At the age of 23, in June 1885, Borchardt was charged with libel in San Francisco, California, after accusing a man identified as C. Linear of offering him US$200 to burn down Linear's own house. A few days later, Borchardt was committed to the Home of the Inebriates, where he was to be examined by insanity commissioners.

While the case was being investigated, Borchardt's earlier desertion from the United States Army came to the attention of the authorities. He was subsequently sentenced to three years in military prison. Newspaper reports stated that Borchardt attempted to avoid punishment by feigning epileptic seizures, but the ruse was discovered. During his confinement, he also injured himself after jumping from a cliff. On September 18, 1885, still aged 23, Borchardt was released from military custody.
== In popular culture==
- Oofty Goofty was parodied in the 1941 Frank Morgan film The Wild Man of Borneo, and in a 1937 Our Gang short film called The Kid From Borneo.
- He was referred to in a story by Bill Pronzini, "The Bughouse Caper". [Kurland, Michael (editor) "Sherlock Holmes – The Hidden Years" New York, St. Martin's Minotaur 2004].

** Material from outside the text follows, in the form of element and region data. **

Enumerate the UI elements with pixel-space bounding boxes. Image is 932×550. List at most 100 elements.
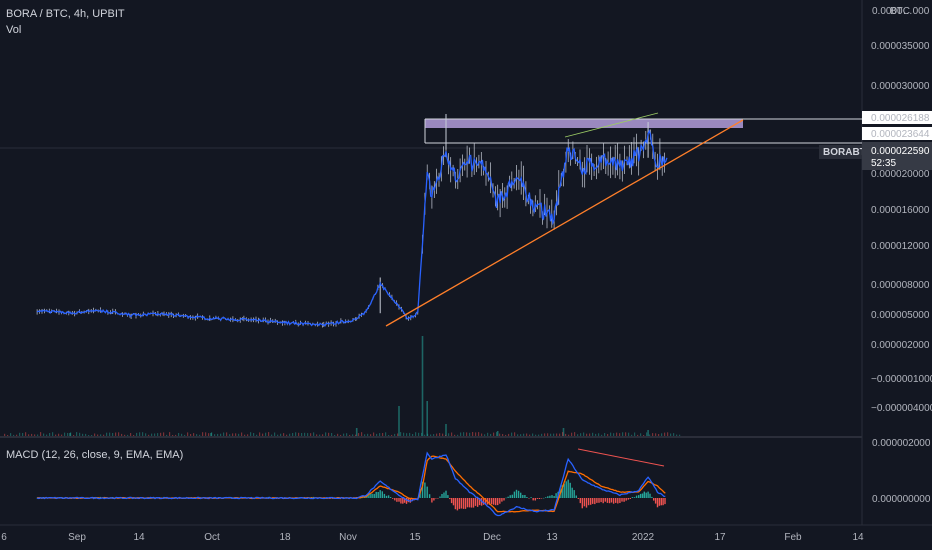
volume-bars bbox=[4, 336, 681, 436]
macd-histogram-bar bbox=[639, 493, 642, 498]
volume-bar bbox=[190, 434, 192, 436]
macd-histogram-bar bbox=[517, 490, 520, 498]
volume-bar bbox=[493, 432, 495, 436]
ascending-support-trendline[interactable] bbox=[385, 119, 744, 327]
resistance-touch-line[interactable] bbox=[564, 112, 659, 138]
volume-bar bbox=[316, 434, 318, 436]
time-axis-tick: Feb bbox=[784, 532, 802, 543]
macd-histogram-bar bbox=[513, 491, 516, 498]
volume-bar bbox=[91, 435, 93, 436]
macd-histogram-bar bbox=[499, 498, 501, 504]
macd-legend[interactable]: MACD (12, 26, close, 9, EMA, EMA) bbox=[6, 449, 184, 461]
volume-bar bbox=[214, 434, 216, 436]
volume-bar bbox=[499, 433, 501, 436]
macd-histogram-bar bbox=[470, 498, 473, 508]
volume-bar bbox=[445, 424, 447, 436]
volume-bar bbox=[535, 434, 537, 436]
price-axis-tick: 0.000023644 bbox=[871, 129, 930, 140]
volume-bar bbox=[616, 432, 618, 436]
volume-bar bbox=[157, 433, 159, 436]
price-axis-tick: 0.000008000 bbox=[871, 280, 930, 291]
volume-bar bbox=[226, 432, 228, 436]
volume-bar bbox=[490, 433, 492, 436]
volume-bar bbox=[262, 433, 264, 436]
volume-bar bbox=[421, 336, 424, 436]
volume-bar bbox=[529, 434, 531, 436]
price-axis-tick: −0.000001000 bbox=[871, 374, 932, 385]
volume-bar bbox=[301, 433, 303, 436]
resistance-zone[interactable] bbox=[425, 119, 743, 128]
volume-bar bbox=[652, 433, 654, 436]
macd-histogram-bar bbox=[660, 498, 662, 506]
volume-bar bbox=[7, 435, 9, 436]
macd-histogram-bar bbox=[656, 498, 659, 508]
macd-histogram-bar bbox=[312, 496, 315, 498]
volume-bar bbox=[439, 433, 441, 436]
volume-bar bbox=[655, 433, 657, 436]
volume-bar bbox=[322, 434, 324, 436]
volume-bar bbox=[210, 433, 212, 436]
macd-histogram-bar bbox=[662, 498, 664, 506]
macd-histogram-bar bbox=[505, 497, 507, 499]
volume-bar bbox=[637, 434, 639, 436]
time-axis-tick: Sep bbox=[68, 532, 86, 543]
time-axis-tick: 13 bbox=[546, 532, 558, 543]
volume-bar bbox=[604, 433, 606, 436]
volume-bar bbox=[511, 432, 513, 436]
volume-bar bbox=[28, 434, 30, 436]
macd-histogram-bar bbox=[511, 494, 513, 498]
price-axis-tick: 0.000012000 bbox=[871, 241, 930, 252]
volume-bar bbox=[4, 433, 6, 436]
volume-bar bbox=[232, 433, 234, 436]
macd-histogram-bar bbox=[612, 498, 615, 504]
volume-bar bbox=[265, 432, 267, 436]
volume-bar bbox=[235, 433, 237, 436]
current-price-tag bbox=[862, 142, 932, 170]
macd-histogram-bar bbox=[437, 498, 439, 499]
time-axis-tick: 2022 bbox=[632, 532, 655, 543]
volume-bar bbox=[628, 432, 630, 436]
macd-histogram-bar bbox=[543, 497, 545, 499]
volume-bar bbox=[121, 433, 123, 436]
volume-bar bbox=[145, 433, 147, 436]
volume-bar bbox=[430, 434, 432, 436]
price-axis-tick: 0.000002000 bbox=[871, 340, 930, 351]
macd-histogram-bar bbox=[385, 495, 388, 498]
volume-bar bbox=[385, 432, 387, 436]
volume-bar bbox=[259, 432, 261, 436]
time-axis[interactable]: 6 Sep 14 Oct 18 Nov 15 Dec 13 2022 17 Feb 14 bbox=[1, 532, 864, 543]
macd-histogram-bar bbox=[488, 498, 491, 505]
volume-bar bbox=[589, 433, 591, 436]
volume-bar bbox=[502, 434, 504, 436]
symbol-legend[interactable]: BORA / BTC, 4h, UPBIT bbox=[6, 8, 125, 20]
volume-bar bbox=[448, 433, 450, 436]
volume-bar bbox=[463, 432, 465, 436]
volume-bar bbox=[337, 433, 339, 436]
macd-histogram-bar bbox=[561, 485, 563, 498]
volume-bar bbox=[451, 432, 453, 436]
volume-bar bbox=[397, 433, 399, 436]
volume-bar bbox=[88, 435, 90, 436]
current-price-value: 0.000022590 bbox=[871, 146, 930, 157]
volume-bar bbox=[55, 434, 57, 436]
macd-histogram-bar bbox=[383, 493, 386, 498]
macd-histogram-bar bbox=[458, 498, 461, 509]
volume-bar bbox=[205, 432, 207, 436]
macd-histogram-bar bbox=[617, 498, 619, 504]
macd-histogram-bar bbox=[371, 493, 373, 498]
volume-bar bbox=[37, 434, 39, 436]
volume-bar bbox=[340, 434, 342, 436]
macd-bearish-divergence-line[interactable] bbox=[577, 448, 665, 467]
volume-bar bbox=[445, 434, 447, 436]
price-line[interactable] bbox=[36, 129, 668, 327]
symbol-tag-box bbox=[819, 145, 862, 159]
volume-legend[interactable]: Vol bbox=[6, 24, 22, 36]
volume-bar bbox=[433, 434, 435, 436]
volume-bar bbox=[328, 432, 330, 436]
price-axis-tick: 0.000035000 bbox=[871, 41, 930, 52]
macd-line[interactable] bbox=[36, 451, 666, 517]
price-axis[interactable]: 0.000035000 0.000030000 0.000026188 0.00002… bbox=[862, 41, 932, 414]
volume-bar bbox=[400, 432, 402, 436]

- He was discussed in one of the "Freak Show" episodes of Wild West Tech.
- As part of a television series showcasing re-enactments of Victorian side show acts, vaudeville stunts and escapology, Jonathan Goodwin staged a tribute to Oofty Goofty by attempting to bring his feats of human endurance to a twenty-first-century television audience. Goodwin asked three separate professional cage fighters to kick, punch, and hit him with a baseball bat, while Goodwin attempted not to react to any of the ensuing pain.
- The story of Oofty Goofty is featured in episode 27 of American historical comedy podcast The Dollop, hosted by Dave Anthony and Gareth Reynolds.
- Frank Chin wrote a parable play about Oofty Goofty in 1983; although the play went through workshop rehearsals, it ultimately went unproduced.